In the first step, magma from the plume head rises to the surface and erupts to create a hot, buoyant plateau of oceanic crust, like the Caribbean Large Igneous Province. The melt percolating up through the plateau also weakens it, eventually causing the plateau to collapse. In the process, its edges override the surrounding lithosphere, pushing the lithosphere down into a funnel-shaped depression. As the funnel deforms, the lithosphere weakens and rips, producing several independent slabs that dangle into the mantle. Finally, these cold, dense slabs begin to sink, and subduction is off and running.
To Gerya’s surprise, the model also produced a mosaic of small plates. As subduction ramped up beneath it, the overlying oceanic plateau stretched and broke, creating familiar geologic features such as spreading centers and transform faults. “All types of presently existing plate boundaries can be produced by plume-lithosphere interactions,” Gerya says. That’s important because plate tectonics not only requires subduction—it also requires multiple plates.
However, the researchers found that subduction could begin only under certain conditions.

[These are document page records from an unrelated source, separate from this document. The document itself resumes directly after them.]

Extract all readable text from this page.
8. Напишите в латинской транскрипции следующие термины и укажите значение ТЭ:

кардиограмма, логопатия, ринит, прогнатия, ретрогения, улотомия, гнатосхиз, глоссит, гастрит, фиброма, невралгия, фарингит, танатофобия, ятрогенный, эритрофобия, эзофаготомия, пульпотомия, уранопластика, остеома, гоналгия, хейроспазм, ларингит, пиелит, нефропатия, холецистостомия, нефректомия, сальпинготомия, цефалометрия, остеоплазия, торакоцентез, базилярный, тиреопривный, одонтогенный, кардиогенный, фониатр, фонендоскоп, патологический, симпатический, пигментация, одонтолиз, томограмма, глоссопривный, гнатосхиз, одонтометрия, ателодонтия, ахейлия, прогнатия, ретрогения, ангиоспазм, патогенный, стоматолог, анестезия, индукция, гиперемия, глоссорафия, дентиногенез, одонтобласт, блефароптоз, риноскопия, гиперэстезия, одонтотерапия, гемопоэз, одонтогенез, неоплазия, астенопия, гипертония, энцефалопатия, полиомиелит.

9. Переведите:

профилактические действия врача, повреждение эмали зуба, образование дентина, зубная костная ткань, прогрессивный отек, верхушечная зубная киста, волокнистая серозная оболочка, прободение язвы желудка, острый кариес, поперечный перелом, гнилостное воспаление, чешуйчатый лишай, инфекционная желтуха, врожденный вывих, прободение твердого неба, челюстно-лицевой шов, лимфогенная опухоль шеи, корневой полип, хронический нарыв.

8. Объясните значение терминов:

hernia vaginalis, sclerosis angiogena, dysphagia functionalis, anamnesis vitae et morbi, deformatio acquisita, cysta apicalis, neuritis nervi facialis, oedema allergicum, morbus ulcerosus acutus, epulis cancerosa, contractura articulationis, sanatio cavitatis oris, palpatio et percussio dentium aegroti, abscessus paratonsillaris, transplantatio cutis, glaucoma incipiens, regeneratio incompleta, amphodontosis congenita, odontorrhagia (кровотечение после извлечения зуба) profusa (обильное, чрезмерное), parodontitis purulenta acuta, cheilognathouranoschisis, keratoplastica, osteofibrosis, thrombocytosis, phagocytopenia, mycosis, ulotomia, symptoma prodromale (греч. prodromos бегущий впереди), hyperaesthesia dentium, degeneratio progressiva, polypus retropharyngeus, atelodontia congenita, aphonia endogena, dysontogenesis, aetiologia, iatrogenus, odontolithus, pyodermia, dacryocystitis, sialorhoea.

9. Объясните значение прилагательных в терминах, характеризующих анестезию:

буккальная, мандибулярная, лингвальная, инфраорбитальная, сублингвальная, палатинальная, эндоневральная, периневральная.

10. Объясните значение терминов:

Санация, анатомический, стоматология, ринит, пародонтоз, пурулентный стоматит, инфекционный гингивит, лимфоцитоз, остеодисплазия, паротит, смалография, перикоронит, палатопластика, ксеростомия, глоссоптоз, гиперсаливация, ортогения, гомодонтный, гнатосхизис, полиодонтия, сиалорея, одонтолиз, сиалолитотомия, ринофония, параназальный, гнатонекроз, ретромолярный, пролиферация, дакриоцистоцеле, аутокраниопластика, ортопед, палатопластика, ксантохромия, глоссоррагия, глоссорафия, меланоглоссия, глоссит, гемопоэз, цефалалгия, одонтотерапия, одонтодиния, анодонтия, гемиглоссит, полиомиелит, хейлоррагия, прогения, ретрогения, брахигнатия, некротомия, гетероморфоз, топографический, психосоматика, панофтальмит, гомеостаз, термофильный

The plume had to intrude into old, cold lithosphere that would sink easily, and it had to be powerful enough to sufficiently weaken the crust above it to induce collapse. In addition, subduction needs water to lubricate the moving tectonic plates.
Without those ingredients, the model showed that the process froze, producing areas of damaged crust that could potentially form tectonic plates in the future. Such failed subduction zones appear to exist on Venus today and may well have formed on Earth in the past, Gerya says, adding that plate tectonics may have started and stopped several times before picking up momentum about 3 billion years ago.
Some researchers question whether the necessary conditions could have ever occurred earlier in Earth’s history. For one, there wouldn’t have been much old, cold lithosphere on the hot early Earth, says Kent Condie, a geochemist at New Mexico Tech in Socorro. At that time, most lithosphere would have been young and buoyant and would have resisted sinking into the mantle to start subduction, he says.
In addition, it’s unclear whether mantle plumes formed as frequently billions of years ago. And if they did, no one knows whether they could have weakened the lithosphere as much as the new model implies, says Patrice Rey, a geophysicist at the University of Sydney in Australia. Regardless of that uncertainty, however, Rey likes that the new hypothesis makes testable predictions—for instance, that large quantities of volcanic rocks should accompany the initiation of subduction. “It forces you to look at the geological record—to say, OK, is this possible? What is the prediction here? Do we have that in nature?”
Everyone agrees that’s no easy task. “Trying to understand the mantle is worse than trying to understand other galaxies,” says David Bercovici, a geophysicist at Yale University. Scientists have to look through almost 3000 kilometers of rock and more than 4 billion years of time, he says. However, they are likely to keep trying. The origin of plate tectonics is “the big holy grail for our field,” Bercovici says, and this study promises to fuel more debate.